Chimp

Chimp
Devised & performed by Conor Lynch. Melbourne Fringe Festival. Trades Hall, Old Council Chambers. 17 – 19 October 2025

Conor Lynch imitates or impersonates a chimpanzee just about perfectly.  Just about.  Dressed in a black singlet, black shorts and black shoes with separate toes, he represents a chimpanzee that we come to know and like and interact with over the course of an hour. 

He doesn’t become a chimpanzee in every behavioural detail because that would be a distraction from what his curious show has to say.  We’d just sit there admiring that and the show would last maybe ten minutes.  What we see is a human being very skilfully pretending to be a monkey and our awareness of that provides the slight distance that keeps us aware of the nature of the monkey’s aspirations.

We find this chimp looking out at us from behind the bars of his cage – a little baleful because we’re free, but mostly curious.  He inveigles a woman in the audience into unlocking the cage – and the show takes off.

Once out of the cage, Chimp lopes about, picking nits out of his hair and audience members’ hair – and eating them - mischievously locking the theatre door, getting us to toss a junior size football back and forth...  Lynch is big, and his fun stuff is funny and endearing, but also can be a bit overbearing and teasing and a bit scary. 

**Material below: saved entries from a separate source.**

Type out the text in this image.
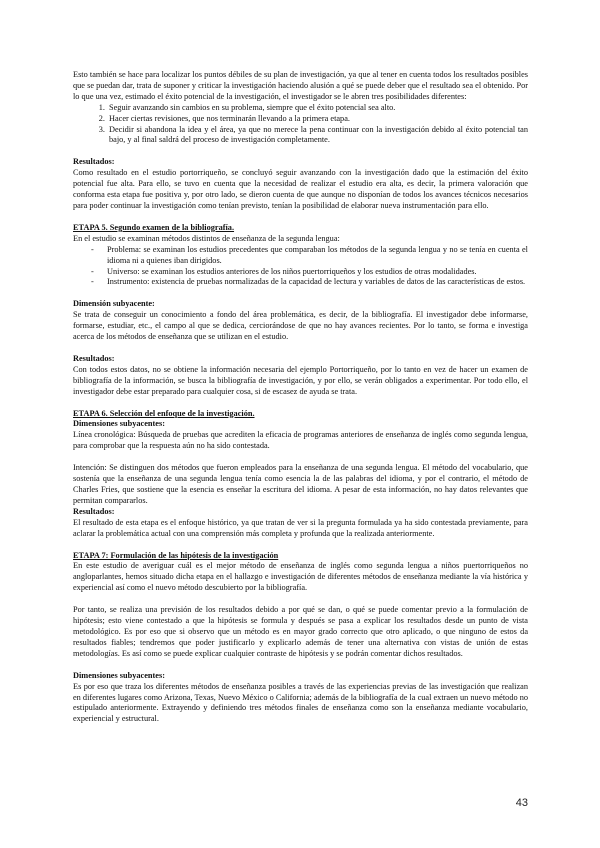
Esto también se hace para localizar los puntos débiles de su plan de investigación, ya que al tener en cuenta todos los resultados posibles que se puedan dar, trata de suponer y criticar la investigación haciendo alusión a qué se puede deber que el resultado sea el obtenido. Por lo que una vez, estimado el éxito potencial de la investigación, el investigador se le abren tres posibilidades diferentes:

1. Seguir avanzando sin cambios en su problema, siempre que el éxito potencial sea alto.
2. Hacer ciertas revisiones, que nos terminarán llevando a la primera etapa.
3. Decidir si abandona la idea y el área, ya que no merece la pena continuar con la investigación debido al éxito potencial tan bajo, y al final saldrá del proceso de investigación completamente.

Resultados:

Como resultado en el estudio portorriqueño, se concluyó seguir avanzando con la investigación dado que la estimación del éxito potencial fue alta. Para ello, se tuvo en cuenta que la necesidad de realizar el estudio era alta, es decir, la primera valoración que conforma esta etapa fue positiva y, por otro lado, se dieron cuenta de que aunque no disponían de todos los avances técnicos necesarios para poder continuar la investigación como tenían previsto, tenían la posibilidad de elaborar nueva instrumentación para ello.

ETAPA 5. Segundo examen de la bibliografía.

En el estudio se examinan métodos distintos de enseñanza de la segunda lengua:

- Problema: se examinan los estudios precedentes que comparaban los métodos de la segunda lengua y no se tenía en cuenta el idioma ni a quienes iban dirigidos.
- Universo: se examinan los estudios anteriores de los niños puertorriqueños y los estudios de otras modalidades.
- Instrumento: existencia de pruebas normalizadas de la capacidad de lectura y variables de datos de las características de estos.

Dimensión subyacente:

Se trata de conseguir un conocimiento a fondo del área problemática, es decir, de la bibliografía. El investigador debe informarse, formarse, estudiar, etc., el campo al que se dedica, cerciorándose de que no hay avances recientes. Por lo tanto, se forma e investiga acerca de los métodos de enseñanza que se utilizan en el estudio.

Resultados:

Con todos estos datos, no se obtiene la información necesaria del ejemplo Portorriqueño, por lo tanto en vez de hacer un examen de bibliografía de la información, se busca la bibliografía de investigación, y por ello, se verán obligados a experimentar. Por todo ello, el investigador debe estar preparado para cualquier cosa, si de escasez de ayuda se trata.

ETAPA 6. Selección del enfoque de la investigación.

Dimensiones subyacentes:

Línea cronológica: Búsqueda de pruebas que acrediten la eficacia de programas anteriores de enseñanza de inglés como segunda lengua, para comprobar que la respuesta aún no ha sido contestada.

Intención: Se distinguen dos métodos que fueron empleados para la enseñanza de una segunda lengua. El método del vocabulario, que sostenía que la enseñanza de una segunda lengua tenía como esencia la de las palabras del idioma, y por el contrario, el método de Charles Fries, que sostiene que la esencia es enseñar la escritura del idioma. A pesar de esta información, no hay datos relevantes que permitan compararlos.

Resultados:

El resultado de esta etapa es el enfoque histórico, ya que tratan de ver si la pregunta formulada ya ha sido contestada previamente, para aclarar la problemática actual con una comprensión más completa y profunda que la realizada anteriormente.

ETAPA 7: Formulación de las hipótesis de la investigación

En este estudio de averiguar cuál es el mejor método de enseñanza de inglés como segunda lengua a niños puertorriqueños no angloparlantes, hemos situado dicha etapa en el hallazgo e investigación de diferentes métodos de enseñanza mediante la vía histórica y experiencial así como el nuevo método descubierto por la bibliografía.

Por tanto, se realiza una previsión de los resultados debido a por qué se dan, o qué se puede comentar previo a la formulación de hipótesis; esto viene contestado a que la hipótesis se formula y después se pasa a explicar los resultados desde un punto de vista metodológico. Es por eso que si observo que un método es en mayor grado correcto que otro aplicado, o que ninguno de estos da resultados fiables; tendremos que poder justificarlo y explicarlo además de tener una alternativa con vistas de unión de estas metodologías. Es así como se puede explicar cualquier contraste de hipótesis y se podrán comentar dichos resultados.

Dimensiones subyacentes:

Es por eso que traza los diferentes métodos de enseñanza posibles a través de las experiencias previas de las investigación que realizan en diferentes lugares como Arizona, Texas, Nuevo México o California; además de la bibliografía de la cual extraen un nuevo método no estipulado anteriormente. Extrayendo y definiendo tres métodos finales de enseñanza como son la enseñanza mediante vocabulario, experiencial y estructural.

43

The result no doubt of much close observation – and some fine tuning from director Paul Bourke – Lynch’s chimp has a chimp’s noises – cries, grunts and roars – a chimp’s curiosity, a chimp’s grooming and courting rituals, a chimp’s anger and aggression, and, most finely observed of all, a chimp’s sense of humour and fun.

But these fun human things are not enough.  Clearly Chimp wants more.  Chimp has another trait: he wants to be a human, to do human things and partake of human pleasures. 

He finds a sports coat and fumbles around with it and of course eventually gets it on.  What’s interesting about these developments, is that each time Chimp achieves some semblance of ‘human’ behaviour, we make approving noises which indicates how much we humans are prepared to invest in Chimp really being a chimp and achieving human stuff. 

But there’s a banana in the pocket of the sports coat and Lynch skilfully makes that banana represent the simian, jungle world as opposed to the human world of picnics, wine and sandwiches and – possibly – romance. 

Does Lynch inveigle women from the audience to cooperate, to play along and become part of the show, or are they plants?  Is it a coincidence that one woman happens to have a bunch of bananas?  Four different women interact directly with Chimp in the course of the show.  How do they know what to do?  They’d have to be different women each show, but either they’re forewarned plants, or Lynch picks them with unerring intuitive judgement.    Anyway...

The pull of that banana is strong, irresistible.  A lighting change plunges Chimp into the dim light of the jungle and the sound of jungle drums.  Who – or what – will win?  It’s a painful but very funny struggle.

Lynch, a fine physical comedian, leads us into a trap where we want Chimp to be human as much as Chimp himself wants to be human.  What’s that say about us?  Chimp gently poses that question and we have a lot of fun thinking about it.